Zahlreiche Journalisten, Analysten und Wissenschaftler sind übrigens der Auffassung, dass die wahren Gründe für den Irak-Krieg nicht Massenvernichtungswaffen oder andere weit zurückliegende Ursachen gewesen sind, sondern der Umstand, dass sich Saddam Hussein vom Dollar lossagte und sein Öl nur noch gegen andere Währungen wie den Euro handelte. Der Iran zog am 17. Februar 2008 mit der Eröffnung der Ölbörse IOB auf der Insel Kish im Persischen Golf nach, wo sämtliche Währungen außer dem Dollar willkommen sind.

4 Kommentare

  1. zu wenig, viel zuwenig, der Ami muß bluten, die Nato muß bluten, das muß soviel geld kosten, dass der ami und die nato pleite gehen.

  2. Diese Amis gehen mit ihrer Geldpolitik gar nie pleite!
    Ein Land kann nicht pleite gehen wenn man diesem Irrtum vom Finanzsytsem weiter Glauben schenkt u derren Geld benutzt!

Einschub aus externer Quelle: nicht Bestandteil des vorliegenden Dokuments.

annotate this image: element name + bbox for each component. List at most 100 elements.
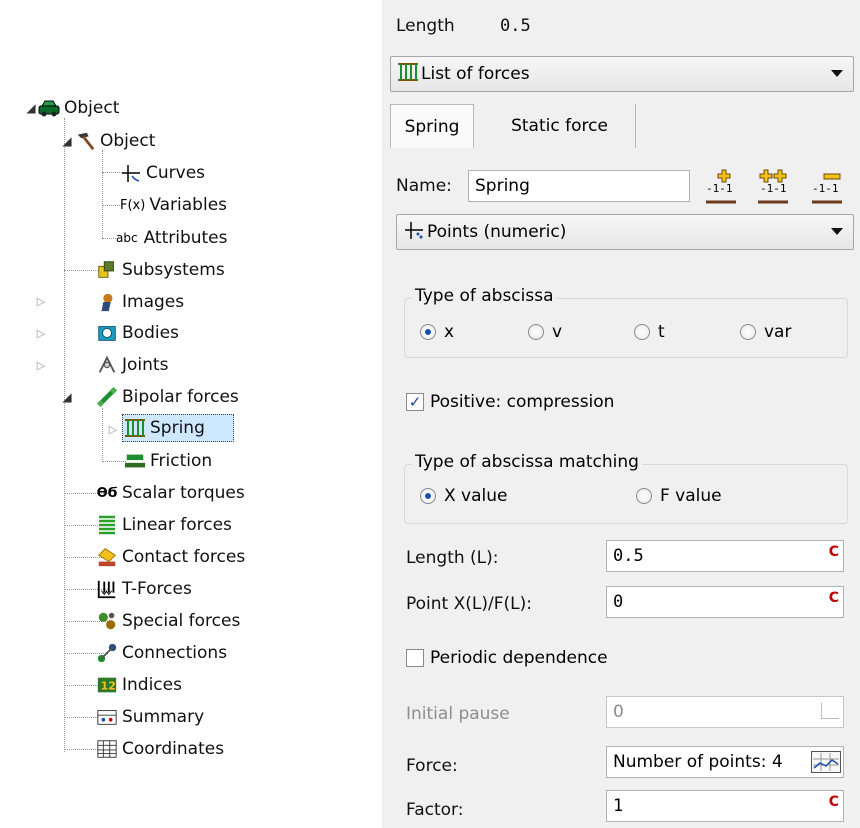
bodies-icon	[96, 322, 118, 344]
force-input[interactable]: Number of points: 4	[606, 746, 844, 778]
subsystems-icon	[96, 259, 118, 281]
tree-item-label: Images	[122, 292, 185, 312]
tree-item-spring[interactable]: Spring	[124, 413, 205, 443]
abscissa-radio-t[interactable]: t	[634, 322, 665, 342]
tree-item-bipolar-forces[interactable]: Bipolar forces	[96, 382, 239, 412]
points-type-dropdown[interactable]: Points (numeric)	[396, 214, 854, 250]
tree-item-bodies[interactable]: Bodies	[96, 318, 179, 348]
t-forces-icon	[96, 578, 118, 600]
tree-item-t-forces[interactable]: T-Forces	[96, 574, 192, 604]
tree-item-label: Object	[64, 98, 120, 118]
tree-item-special-forces[interactable]: Special forces	[96, 606, 240, 636]
checkbox-label: Periodic dependence	[430, 648, 608, 668]
tree-item-label: Bodies	[122, 323, 179, 343]
curves-icon	[120, 162, 142, 184]
tree-item-linear-forces[interactable]: Linear forces	[96, 510, 232, 540]
chevron-down-icon	[831, 70, 843, 77]
point-label: Point X(L)/F(L):	[406, 594, 532, 614]
radio-label: var	[764, 322, 792, 342]
list-of-forces-dropdown[interactable]: List of forces	[390, 56, 854, 92]
tree-item-variables[interactable]: F(x) Variables	[120, 190, 227, 220]
radio-label: t	[658, 322, 665, 342]
tree-item-label: Linear forces	[122, 515, 232, 535]
radio-label: X value	[444, 486, 508, 506]
tree-item-root-object[interactable]: Object	[38, 93, 119, 123]
collapse-root-toggle[interactable]: ◢	[24, 101, 38, 115]
coordinates-icon	[96, 738, 118, 760]
tree-item-joints[interactable]: Joints	[96, 350, 168, 380]
calculate-button[interactable]: C	[829, 590, 839, 606]
initial-pause-value: 0	[613, 702, 624, 722]
initial-pause-input: 0	[606, 696, 844, 728]
remove-point-button[interactable]: -1-1	[810, 166, 844, 206]
checkmark-icon: ✓	[406, 393, 424, 411]
tree-item-object[interactable]: Object	[74, 126, 155, 156]
calculate-button[interactable]: C	[829, 794, 839, 810]
length-l-input[interactable]: 0.5 C	[606, 540, 844, 572]
tree-item-label: Scalar torques	[122, 483, 245, 503]
points-icon	[403, 219, 425, 245]
radio-label: F value	[660, 486, 722, 506]
abscissa-radio-x[interactable]: x	[420, 322, 454, 342]
expand-images-toggle[interactable]: ▷	[34, 294, 48, 308]
initial-pause-label: Initial pause	[406, 704, 510, 724]
tree-item-summary[interactable]: Summary	[96, 702, 204, 732]
tab-label: Static force	[511, 116, 608, 136]
expand-bodies-toggle[interactable]: ▷	[34, 326, 48, 340]
tab-spring[interactable]: Spring	[390, 104, 474, 148]
spring-icon	[124, 417, 146, 439]
factor-input[interactable]: 1 C	[606, 790, 844, 822]
collapse-object-toggle[interactable]: ◢	[60, 134, 74, 148]
indices-icon: 12	[96, 674, 118, 696]
abscissa-radio-v[interactable]: v	[528, 322, 562, 342]
calculate-button[interactable]: C	[829, 544, 839, 560]
name-input[interactable]: Spring	[468, 170, 690, 202]
periodic-dependence-checkbox[interactable]: Periodic dependence	[406, 648, 608, 668]
tree-connector	[64, 118, 65, 752]
abscissa-radio-var[interactable]: var	[740, 322, 791, 342]
tree-item-label: Special forces	[122, 611, 241, 631]
images-icon	[96, 291, 118, 313]
positive-compression-checkbox[interactable]: ✓ Positive: compression	[406, 392, 614, 412]
tree-item-indices[interactable]: 12 Indices	[96, 670, 182, 700]
properties-panel: Length 0.5 List of forces Spring Static …	[382, 0, 860, 828]
tree-item-label: Connections	[122, 643, 228, 663]
disabled-corner-icon	[821, 703, 839, 719]
name-input-value: Spring	[475, 176, 530, 196]
point-input[interactable]: 0 C	[606, 586, 844, 618]
tree-item-coordinates[interactable]: Coordinates	[96, 734, 224, 764]
radio-label: x	[444, 322, 455, 342]
tree-connector	[102, 205, 120, 206]
matching-radio-f-value[interactable]: F value	[636, 486, 722, 506]
tree-item-label: Indices	[122, 675, 182, 695]
add-point-button[interactable]: -1-1	[704, 166, 738, 206]
tab-static-force[interactable]: Static force	[484, 104, 636, 148]
tree-connector	[102, 408, 103, 462]
tree-item-contact-forces[interactable]: Contact forces	[96, 542, 245, 572]
connections-icon	[96, 642, 118, 664]
tree-item-label: Friction	[150, 451, 213, 471]
collapse-bipolar-toggle[interactable]: ◢	[60, 390, 74, 404]
expand-spring-toggle[interactable]: ▷	[106, 422, 120, 436]
length-l-value: 0.5	[613, 546, 644, 566]
tree-item-images[interactable]: Images	[96, 287, 184, 317]
hammer-icon	[74, 130, 96, 152]
tree-item-scalar-torques[interactable]: ϴϬ Scalar torques	[96, 478, 245, 508]
scalar-torques-icon: ϴϬ	[96, 485, 118, 501]
tree-item-connections[interactable]: Connections	[96, 638, 227, 668]
tree-item-friction[interactable]: Friction	[124, 446, 212, 476]
tree-item-curves[interactable]: Curves	[120, 158, 205, 188]
tree-item-label: Object	[100, 131, 156, 151]
matching-radio-x-value[interactable]: X value	[420, 486, 507, 506]
edit-points-grid-icon[interactable]	[811, 751, 841, 773]
svg-text:-1-1: -1-1	[760, 182, 787, 195]
fx-icon: F(x)	[120, 197, 146, 213]
tree-item-attributes[interactable]: abc Attributes	[116, 223, 228, 253]
bipolar-forces-icon	[96, 386, 118, 408]
expand-joints-toggle[interactable]: ▷	[34, 358, 48, 372]
add-points-button[interactable]: -1-1	[756, 166, 790, 206]
point-value: 0	[613, 592, 624, 612]
car-icon	[38, 97, 60, 119]
radio-indicator	[740, 324, 756, 340]
tree-item-subsystems[interactable]: Subsystems	[96, 255, 225, 285]
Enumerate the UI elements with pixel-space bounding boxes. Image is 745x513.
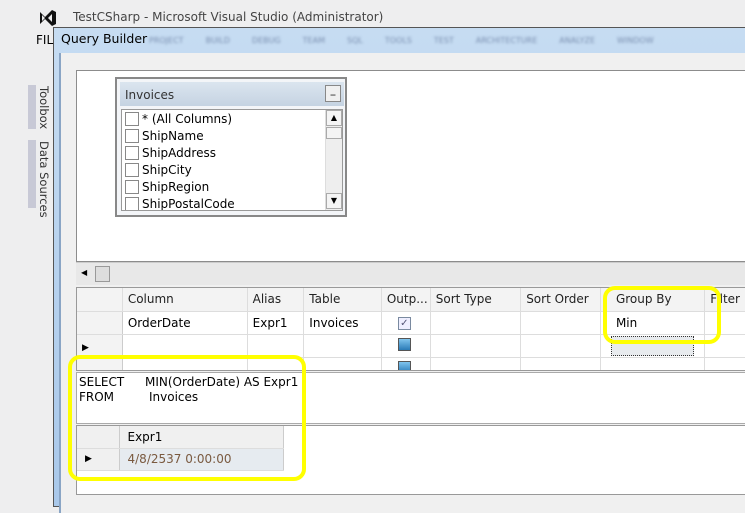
scroll-thumb[interactable] <box>326 127 342 139</box>
highlight-sql-results <box>68 355 306 481</box>
vertical-scrollbar[interactable]: ▲ ▼ <box>325 110 342 210</box>
column-item[interactable]: ShipCity <box>122 161 342 178</box>
col-header-alias[interactable]: Alias <box>247 288 305 312</box>
cell-sort-order[interactable] <box>520 311 601 335</box>
column-label: ShipAddress <box>142 145 216 160</box>
row-header <box>77 288 123 312</box>
col-header-sort-order[interactable]: Sort Order <box>520 288 601 312</box>
blurred-menu-item: TEST <box>433 36 454 45</box>
col-header-sort-type[interactable]: Sort Type <box>430 288 522 312</box>
col-header-column[interactable]: Column <box>122 288 248 312</box>
blurred-menu-item: SQL <box>347 36 363 45</box>
blurred-menu-bar: PROJECT BUILD DEBUG TEAM SQL TOOLS TEST … <box>149 36 745 46</box>
menu-file[interactable]: FIL <box>36 33 53 47</box>
cell-output[interactable]: ✓ <box>381 311 431 335</box>
cell-sort-order[interactable] <box>520 334 601 358</box>
checkbox[interactable] <box>125 179 139 194</box>
column-label: ShipPostalCode <box>142 196 235 211</box>
scroll-left-icon[interactable]: ◀ <box>81 268 87 277</box>
cell-alias[interactable]: Expr1 <box>246 311 305 335</box>
col-header-output[interactable]: Outp... <box>381 288 431 312</box>
column-label: ShipRegion <box>142 179 210 194</box>
table-box-invoices[interactable]: Invoices _ * (All Columns) ShipName Ship… <box>115 77 347 217</box>
data-sources-tab[interactable]: Data Sources <box>37 141 51 218</box>
toolbox-tab[interactable]: Toolbox <box>37 86 51 129</box>
table-name: Invoices <box>125 88 175 102</box>
checkbox[interactable] <box>125 162 139 177</box>
highlight-group-by <box>603 286 721 344</box>
checkbox[interactable] <box>125 111 139 126</box>
cell-sort-type[interactable] <box>430 311 522 335</box>
blurred-menu-item: BUILD <box>205 36 230 45</box>
dialog-title: Query Builder <box>61 31 148 46</box>
cell-table[interactable]: Invoices <box>303 311 382 335</box>
data-sources-tab-bar[interactable] <box>28 140 36 208</box>
col-header-table[interactable]: Table <box>303 288 382 312</box>
output-checkbox-checked[interactable]: ✓ <box>397 317 411 330</box>
column-item[interactable]: ShipName <box>122 127 342 144</box>
cell-alias[interactable] <box>246 334 305 358</box>
column-label: ShipCity <box>142 162 192 177</box>
cell-column[interactable]: OrderDate <box>122 311 248 335</box>
blurred-menu-item: ANALYZE <box>559 36 595 45</box>
checkbox[interactable] <box>125 196 139 210</box>
output-checkbox[interactable] <box>397 337 411 351</box>
column-label: ShipName <box>142 128 204 143</box>
column-item[interactable]: ShipPostalCode <box>122 195 342 211</box>
column-list[interactable]: * (All Columns) ShipName ShipAddress Shi… <box>121 109 343 211</box>
toolbox-tab-bar[interactable] <box>28 85 36 129</box>
row-header[interactable]: ▶ <box>77 334 123 358</box>
column-item[interactable]: ShipAddress <box>122 144 342 161</box>
horizontal-scrollbar[interactable]: ◀ <box>76 262 745 285</box>
blurred-menu-item: TEAM <box>302 36 325 45</box>
row-header[interactable] <box>77 311 123 335</box>
cell-output[interactable] <box>381 334 431 358</box>
scroll-up-icon[interactable]: ▲ <box>326 110 342 126</box>
window-title: TestCSharp - Microsoft Visual Studio (Ad… <box>73 10 384 24</box>
scroll-down-icon[interactable]: ▼ <box>326 193 342 209</box>
blurred-menu-item: TOOLS <box>384 36 412 45</box>
column-item[interactable]: ShipRegion <box>122 178 342 195</box>
cell-table[interactable] <box>303 334 382 358</box>
blurred-menu-item: DEBUG <box>251 36 281 45</box>
column-item[interactable]: * (All Columns) <box>122 110 342 127</box>
blurred-menu-item: PROJECT <box>149 36 184 45</box>
cell-column[interactable] <box>122 334 248 358</box>
blurred-menu-item: ARCHITECTURE <box>475 36 538 45</box>
current-row-arrow-icon: ▶ <box>82 342 89 353</box>
checkbox[interactable] <box>125 145 139 160</box>
cell-sort-type[interactable] <box>430 334 522 358</box>
output-checkbox[interactable] <box>397 360 411 370</box>
table-box-title[interactable]: Invoices _ <box>120 82 344 106</box>
minimize-button[interactable]: _ <box>325 85 341 102</box>
scroll-thumb[interactable] <box>95 266 110 282</box>
checkbox[interactable] <box>125 128 139 143</box>
blurred-menu-item: WINDOW <box>617 36 654 45</box>
column-label: * (All Columns) <box>142 111 233 126</box>
visual-studio-logo-icon <box>40 10 56 26</box>
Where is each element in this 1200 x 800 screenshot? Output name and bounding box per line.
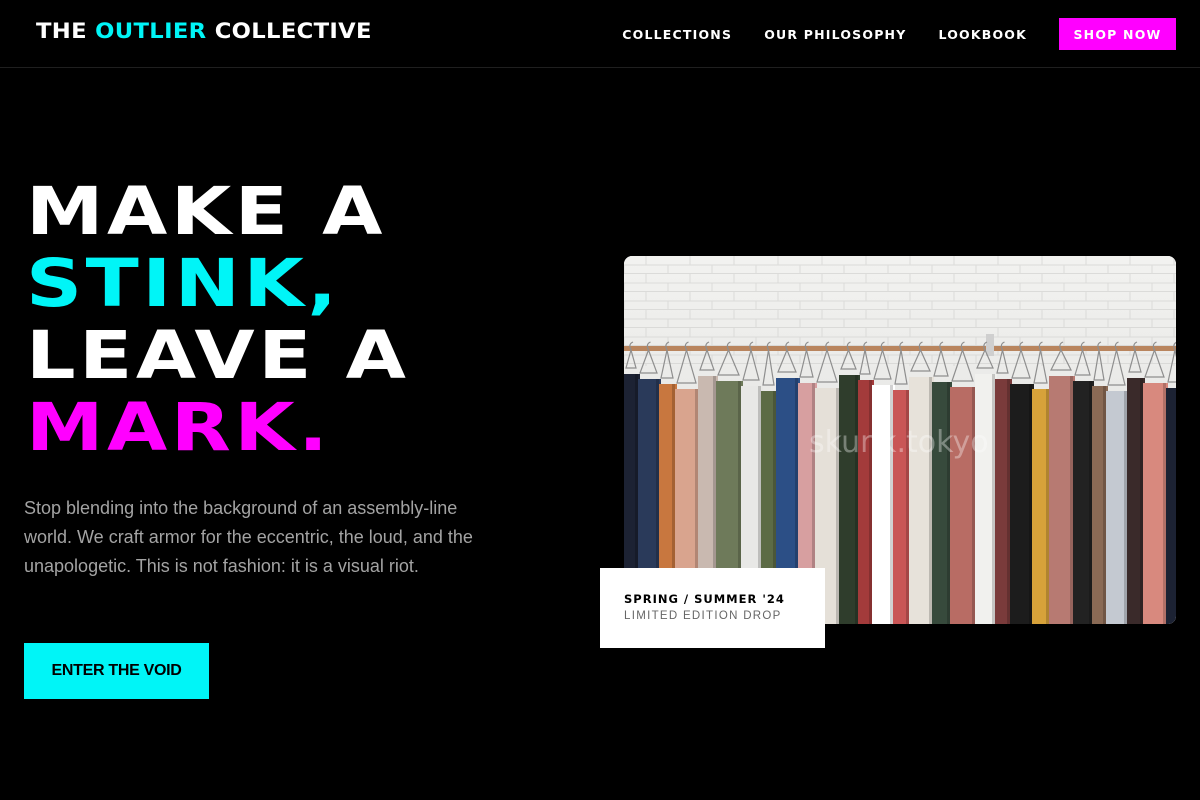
shop-now-button[interactable]: SHOP NOW	[1059, 18, 1176, 50]
headline-line-3: LEAVE A	[26, 317, 410, 394]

  3. Der eigentlich Grund für den Irakkrieg war ein volkswirtschaftlicher. Der leuchtet ein und ist so griffig, dass alles andere dagegen wie eine Durchsage einer betrunkenen Jahrmarktswahrsagerin klingt. Für die steigende Menge an Geld muss es einen Gegenwert geben. Da es mehr Papier gibt auf dem „Dollar“ steht als Gold, so wie es früher einmal einen Gegenwert gab, musste ein anderer Gegenwert her, also: Öl. Der Deal Anfang des 20. Jahrhunderts mit Arabien war ein guter Anfang, aber da ist bald Schluss, weil das Öl alle ist. Also was tun? Der Handel mit Öl muss mit dem Dollar passieren. Solange das so ist, sind alle (Westler) glücklich. Wenn sich das ändert, weil Herr Hussein mit dem Osten Geschäfte machen wollte und das Öl nicht mehr in Dollar handelt, ist alles scheisse. Das kann man aber keinem Volldeppen erklären, denn dafür muss man schon etwas länger und intensiver um die Ecke denken können, kurz als politisches Ziel die Wahrheit zu nutzen, kann halt nicht gehen. Also: Einmarschieren, platt machen, weiter im Takt. Verschuldung ist egal, es wird weiter Geld gedruckt, solange Öl da ist, kein Thema.